Netanyahus rätselhafte Auftritte befeuern neue Todesgerüchte im Netz
Adriana HaufferNetanyahus rätselhafte Auftritte befeuern neue Todesgerüchte im Netz
Eine neue Welle der Spekulationen über den Verbleib des israelischen Ministerpräsidenten Benjamin Netanyahu hat im Internet für Aufsehen gesorgt. Im März 2026 tauchten erneut Gerüchte über seinen möglichen Tod auf, ausgelöst durch ein virales Video und ungewöhnliche Details bei seinen jüngsten Auftritten. Die Behauptungen reichen von einem Raketenangriff Anfang März bis hin zu Theorien über einen Doubles oder mit KI erzeugte Reden.

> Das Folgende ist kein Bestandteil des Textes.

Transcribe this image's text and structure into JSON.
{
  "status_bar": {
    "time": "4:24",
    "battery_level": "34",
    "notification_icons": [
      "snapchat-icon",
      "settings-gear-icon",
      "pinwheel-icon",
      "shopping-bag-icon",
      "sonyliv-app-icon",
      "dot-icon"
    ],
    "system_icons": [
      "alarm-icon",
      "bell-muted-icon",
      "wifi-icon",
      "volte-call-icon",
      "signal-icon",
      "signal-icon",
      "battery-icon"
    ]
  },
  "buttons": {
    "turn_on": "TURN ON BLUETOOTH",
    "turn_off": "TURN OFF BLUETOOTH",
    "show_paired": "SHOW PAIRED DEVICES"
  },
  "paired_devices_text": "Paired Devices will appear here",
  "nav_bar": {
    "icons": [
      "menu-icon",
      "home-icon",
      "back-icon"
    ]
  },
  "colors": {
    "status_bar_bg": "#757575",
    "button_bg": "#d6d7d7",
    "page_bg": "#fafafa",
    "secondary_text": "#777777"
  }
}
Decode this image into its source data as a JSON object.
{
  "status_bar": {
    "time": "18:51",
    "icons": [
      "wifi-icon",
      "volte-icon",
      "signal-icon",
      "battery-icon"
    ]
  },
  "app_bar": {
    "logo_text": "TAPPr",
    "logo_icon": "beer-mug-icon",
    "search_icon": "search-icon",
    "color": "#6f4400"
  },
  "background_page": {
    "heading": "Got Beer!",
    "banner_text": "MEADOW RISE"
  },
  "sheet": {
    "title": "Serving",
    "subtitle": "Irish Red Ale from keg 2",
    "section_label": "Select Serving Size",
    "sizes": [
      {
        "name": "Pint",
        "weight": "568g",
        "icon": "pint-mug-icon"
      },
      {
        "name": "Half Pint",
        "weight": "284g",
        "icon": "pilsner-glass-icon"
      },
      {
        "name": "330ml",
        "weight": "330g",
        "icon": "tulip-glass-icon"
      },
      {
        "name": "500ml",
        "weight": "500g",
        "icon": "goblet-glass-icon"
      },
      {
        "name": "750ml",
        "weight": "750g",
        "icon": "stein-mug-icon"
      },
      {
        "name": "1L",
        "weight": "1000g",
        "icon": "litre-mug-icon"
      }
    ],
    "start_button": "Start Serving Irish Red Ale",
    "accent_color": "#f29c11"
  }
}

Die aktuelle Debatte begann, nachdem Tuomas Malinen, Professor an der Universität Helsinki, eine Umfrage veröffentlichte, in der Netanyahus Status infrage gestellt wurde. Nutzer in sozialen Medien griffen daraufhin ältere Behauptungen auf und spekulierten, er könnte bereits im März ums Leben gekommen sein. Einige verwiesen auf einen Raketenangriff am 8. März als mögliche Ursache, andere beriefen sich auf unbestätigte Berichte, wonach sein Privatjet wochenlang in Berlin festgesessen habe.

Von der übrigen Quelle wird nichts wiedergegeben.